A fluorescent optical micrograph showing how vimentin networks (green) respond to compressive loads, and protect the cell nucleus from mechanical damage
Cells and tissues are subjected to external mechanical stresses in the body, including compressive loads, pressure gradients, and shear. This study shows that single cells become harder when compressed and that the parts inside the cells that make them strong (called the cytoskeleton) change when they are compressed. Some cells, like fibroblasts, become harder when subjected to moderate compression. However, this does not happen if a part of the cytoskeleton called vimentin is removed. This is because vimentin networks become harder when compressed or extended. This is explained using a theoretical model to based on the flexibility of vimentin filaments and their surface charge, which resists volume changes of the network under compression.

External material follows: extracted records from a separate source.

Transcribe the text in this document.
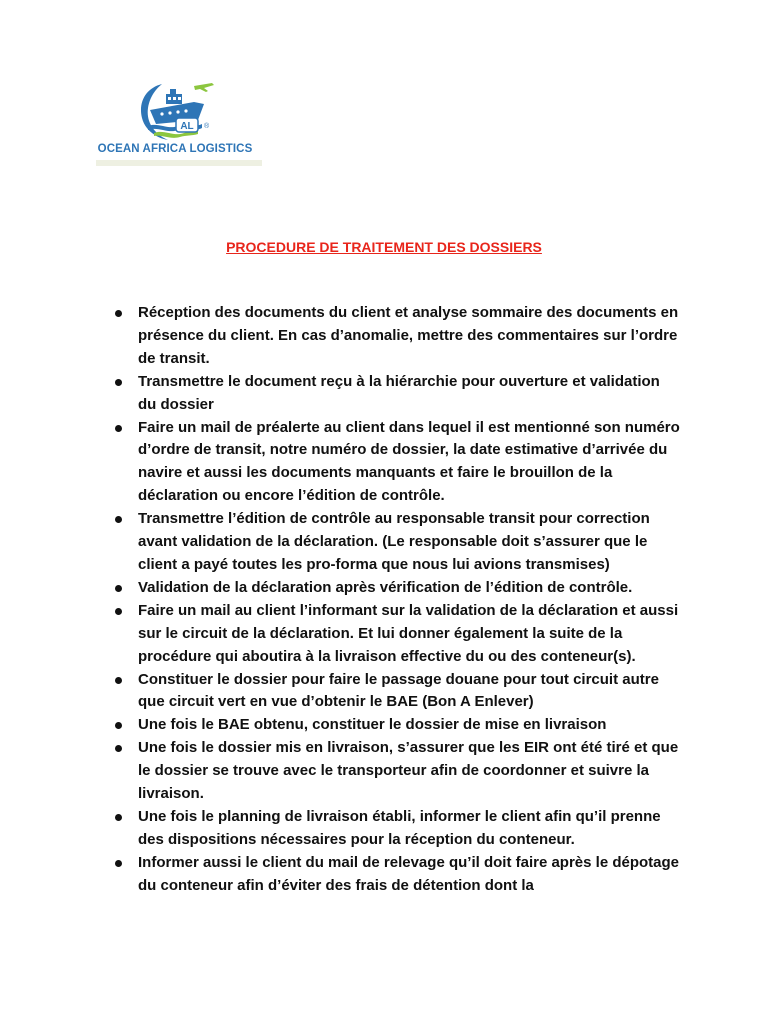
AL ®
OCEAN AFRICA LOGISTICS
PROCEDURE DE TRAITEMENT DES DOSSIERS
Réception des documents du client et analyse sommaire des documents en présence du client. En cas d’anomalie, mettre des commentaires sur l’ordre de transit.
Transmettre le document reçu à la hiérarchie pour ouverture et validation du dossier
Faire un mail de préalerte au client dans lequel il est mentionné son numéro d’ordre de transit, notre numéro de dossier, la date estimative d’arrivée du navire et aussi les documents manquants et faire le brouillon de la déclaration ou encore l’édition de contrôle.
Transmettre l’édition de contrôle au responsable transit pour correction avant validation de la déclaration. (Le responsable doit s’assurer que le client a payé toutes les pro-forma que nous lui avions transmises)
Validation de la déclaration après vérification de l’édition de contrôle.
Faire un mail au client l’informant sur la validation de la déclaration et aussi sur le circuit de la déclaration. Et lui donner également la suite de la procédure qui aboutira à la livraison effective du ou des conteneur(s).
Constituer le dossier pour faire le passage douane pour tout circuit autre que circuit vert en vue d’obtenir le BAE (Bon A Enlever)
Une fois le BAE obtenu, constituer le dossier de mise en livraison
Une fois le dossier mis en livraison, s’assurer que les EIR ont été tiré et que le dossier se trouve avec le transporteur afin de coordonner et suivre la livraison.
Une fois le planning de livraison établi, informer le client afin qu’il prenne des dispositions nécessaires pour la réception du conteneur.
Informer aussi le client du mail de relevage qu’il doit faire après le dépotage du conteneur afin d’éviter des frais de détention dont la
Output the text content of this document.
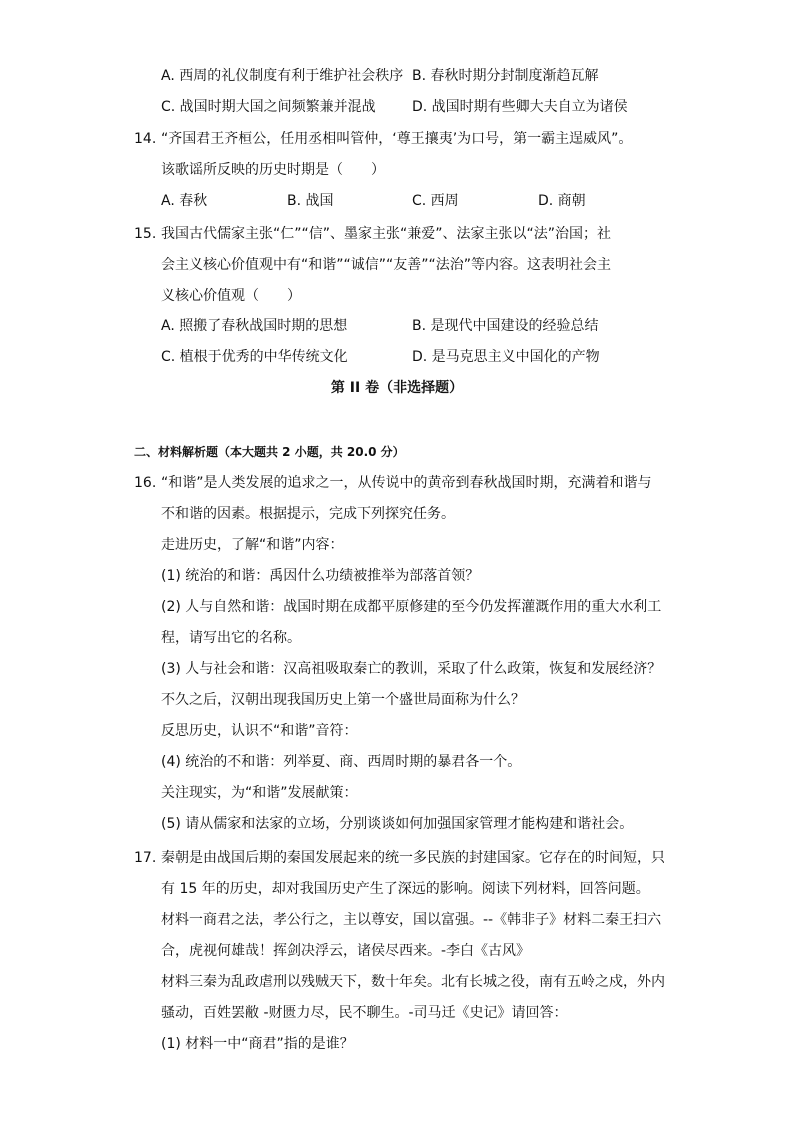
A. 西周的礼仪制度有利于维护社会秩序 B. 春秋时期分封制度渐趋瓦解
C. 战国时期大国之间频繁兼并混战	D. 战国时期有些卿大夫自立为诸侯
14. “齐国君王齐桓公，任用丞相叫管仲，‘尊王攘夷’为口号，第一霸主逞威风”。
该歌谣所反映的历史时期是（　　）
A. 春秋	B. 战国	C. 西周	D. 商朝
15. 我国古代儒家主张“仁”“信”、墨家主张“兼爱”、法家主张以“法”治国；社
会主义核心价值观中有“和谐”“诚信”“友善”“法治”等内容。这表明社会主
义核心价值观（　　）
A. 照搬了春秋战国时期的思想	B. 是现代中国建设的经验总结
C. 植根于优秀的中华传统文化	D. 是马克思主义中国化的产物
第 II 卷（非选择题）
二、材料解析题（本大题共 2 小题，共 20.0 分）
16. “和谐”是人类发展的追求之一，从传说中的黄帝到春秋战国时期，充满着和谐与
不和谐的因素。根据提示，完成下列探究任务。
走进历史，了解“和谐”内容：
(1) 统治的和谐：禹因什么功绩被推举为部落首领？
(2) 人与自然和谐：战国时期在成都平原修建的至今仍发挥灌溉作用的重大水利工
程，请写出它的名称。
(3) 人与社会和谐：汉高祖吸取秦亡的教训，采取了什么政策，恢复和发展经济？
不久之后，汉朝出现我国历史上第一个盛世局面称为什么？
反思历史，认识不“和谐”音符：
(4) 统治的不和谐：列举夏、商、西周时期的暴君各一个。
关注现实，为“和谐”发展献策：
(5) 请从儒家和法家的立场，分别谈谈如何加强国家管理才能构建和谐社会。
17. 秦朝是由战国后期的秦国发展起来的统一多民族的封建国家。它存在的时间短，只
有 15 年的历史，却对我国历史产生了深远的影响。阅读下列材料，回答问题。
材料一商君之法，孝公行之，主以尊安，国以富强。--《韩非子》材料二秦王扫六
合，虎视何雄哉！挥剑决浮云，诸侯尽西来。-李白《古风》
材料三秦为乱政虐刑以残贼天下，数十年矣。北有长城之役，南有五岭之戍，外内
骚动，百姓罢敝 -财匮力尽，民不聊生。-司马迁《史记》请回答：
(1) 材料一中“商君”指的是谁？
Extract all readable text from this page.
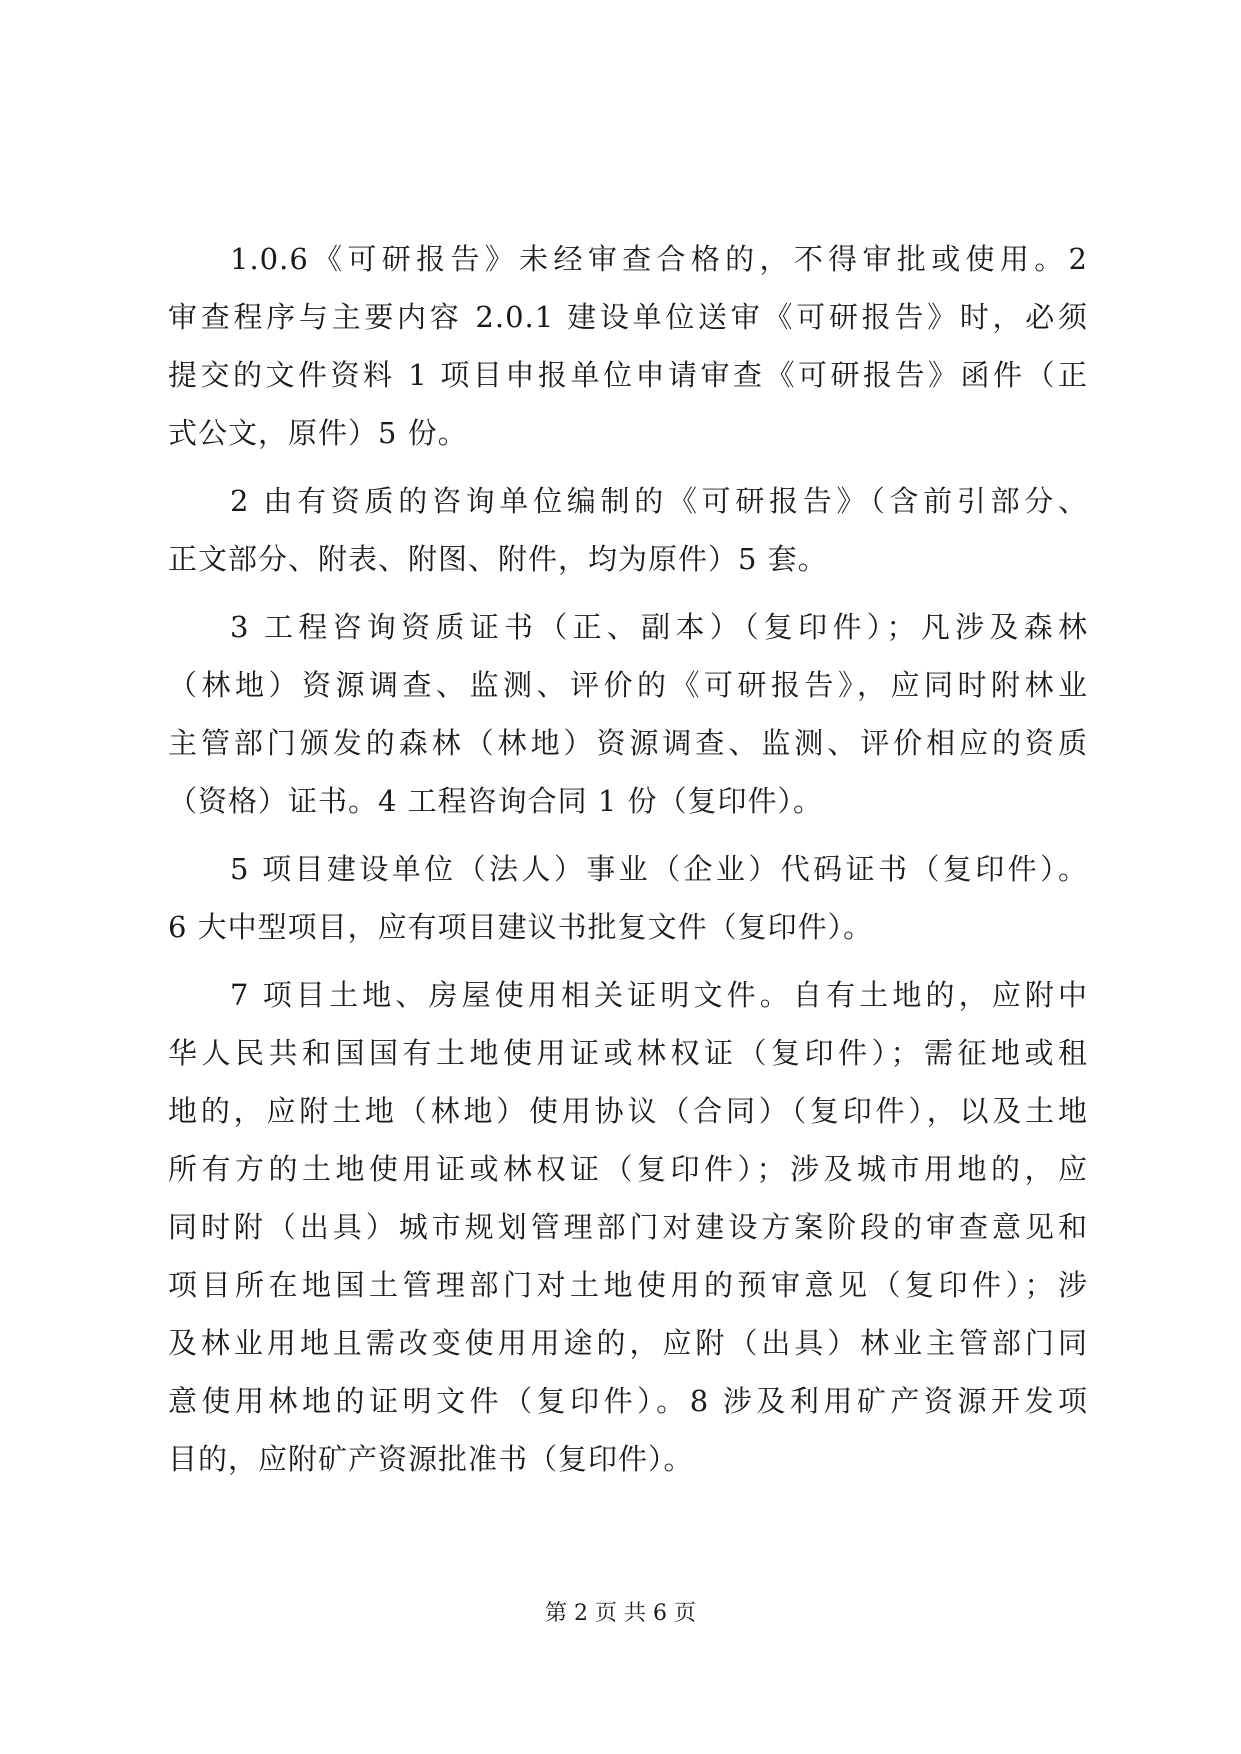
1.0.6《可研报告》未经审查合格的，不得审批或使用。2
审查程序与主要内容 2.0.1 建设单位送审《可研报告》时，必须
提交的文件资料 1 项目申报单位申请审查《可研报告》函件（正
式公文，原件）5 份。
2 由有资质的咨询单位编制的《可研报告》（含前引部分、
正文部分、附表、附图、附件，均为原件）5 套。
3 工程咨询资质证书（正、副本）（复印件）；凡涉及森林
（林地）资源调查、监测、评价的《可研报告》，应同时附林业
主管部门颁发的森林（林地）资源调查、监测、评价相应的资质
（资格）证书。4 工程咨询合同 1 份（复印件）。
5 项目建设单位（法人）事业（企业）代码证书（复印件）。
6 大中型项目，应有项目建议书批复文件（复印件）。
7 项目土地、房屋使用相关证明文件。自有土地的，应附中
华人民共和国国有土地使用证或林权证（复印件）；需征地或租
地的，应附土地（林地）使用协议（合同）（复印件），以及土地
所有方的土地使用证或林权证（复印件）；涉及城市用地的，应
同时附（出具）城市规划管理部门对建设方案阶段的审查意见和
项目所在地国土管理部门对土地使用的预审意见（复印件）；涉
及林业用地且需改变使用用途的，应附（出具）林业主管部门同
意使用林地的证明文件（复印件）。8 涉及利用矿产资源开发项
目的，应附矿产资源批准书（复印件）。
第 2 页 共 6 页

These results help us understand how cells react to forces and show that intermediate filaments such as vimentin play a central role in how cells respond to compression, protecting the cell’s nucleus from mechanical damage.
(Pogoda, K.; … Grishchuk, E. … Janmey, P.A.; Unique Role of Vimentin Networks in Compression Stiffening of Cells and Protection of Nuclei from Compressive Stress. Nano Letters 2022, 22 (12), 4725-4732. DOI: 10.1021/acs.nanolett.2c00736.